Les eurosceptiques dans l’euphorie des médias sociaux [FR]
L’Union européenne doit améliorer drastiquement ses stratégies de communication pour contrer l’euroscepticisme. C’est ce qu’on pouvait entendre hier (27 avril) lors d’un séminaire accueilli par la fondation Konrad Adenauer.
L’Union européenne doit améliorer drastiquement ses stratégies de communication pour contrer l’euroscepticisme. C’est ce qu’on pouvait entendre hier (27 avril) lors d’un séminaire accueilli par la fondation Konrad Adenauer.
Un quart des Allemands ne pensent pas que l’Allemagne bénéficie de l’appartenance à l’Union, a déclaré un conseiller de la Commission européenne, lors du rassemblement. 33 % des électeurs britanniques sont, quant à eux, farouchement opposés à l’UE, a-t-il ajouté.
Un autre membre du cabinet de la vice-présidente de la Commission Margot Wallström a déclaré à titre personnel que bien que les partis eurosceptiques disposent de ressources limitées, ils sont créatifs et font usage des nouveaux médias pour diffuser leur message.
Ce responsable a remarqué le succès rencontré sur YouTube par le récent discours prononcé devant le Parlement européen par l’eurodéputé conservateur britannique Daniel Hannan. Il a été vu plus de 2,25 millions de fois, et a été massivement diffusé sur les blogs au départ. Cette stratégie est répandue parmi les groupes eurosceptiques, mais, à l’inverse, l’exécutif européen et les partis bien établis sont trop lents à réagir aux nouveaux médias, a-t-il déclaré.
Le parti Pirate suédois a également servi à illustrer l’agilité des petits partis se concentrant sur un problème unique. Une décision controversée prise ce mois-ci par un tribunal suédois à l’encontre du site de partage de dossiers en ligne Pirate Bay a eu pour conséquence la montée en flèche du nombre des adhérents au parti, qui est passé de quelques milliers à 30 000 en l’espace de quelques jours (EURACTIV 22/04/09).
Dietmar Halper, directeur de la Politische Akademie der ÖVP autrichienne, a rapporté qu’en Autriche, l’Union européenne avait mauvaise presse dans les médias traditionnels. Au cours du séminaire, l’on a pu entendre que le quotidien Kronen Zeitung, dont le tirage journalier approche les trois millions, a une position fortement anti-européenne, qui ferait passer le Daily Mail pour un journal modéré.

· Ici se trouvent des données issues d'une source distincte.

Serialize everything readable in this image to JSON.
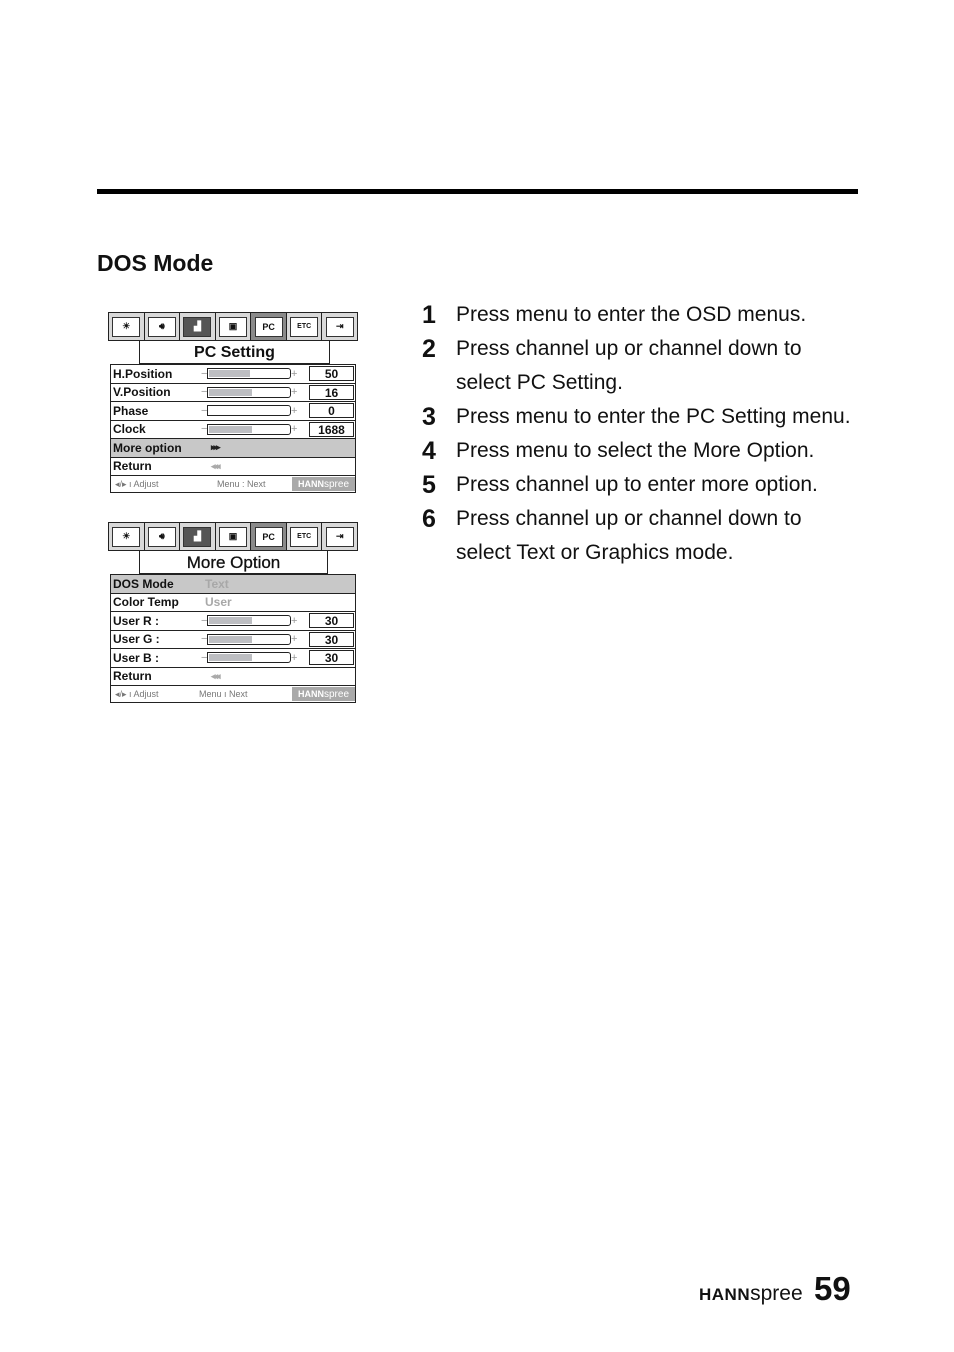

Les partis eurosceptiques polonais bénéficient également du soutien de puissants groupes de médias, selon Pawel Swieboda, directeur du centre de stratégie européenne « demosEUROPA », basé en Pologne. Radio Maryja, soutenue par l’Eglise romaine catholique traditionnellement eurosceptique, a plus de cinq millions d’auditeurs et exerce une influence importante sur la politique polonaise, a indiqué M. Swieboda.
Le professeur Paul Taggert, de l’université du Sussex, a indiqué que l’Europe avait besoin d’être plus visible. La seule manière de changer les opinions est que les responsables politiques prennent les rênes de l’opinion publique, pas seulement qu’ils y réagissent, a-t-il précisé.
Thomas Bernad Stehling, directeur de la Fondation Konrad Adenauer, à Londres, a abondé dans le sens de cette critique des représentants européens en accusant les représentations permanentes de la Commission européenne dans les capitales européennes de ne pas être suffisamment agressives dans leur promotion de l’Europe.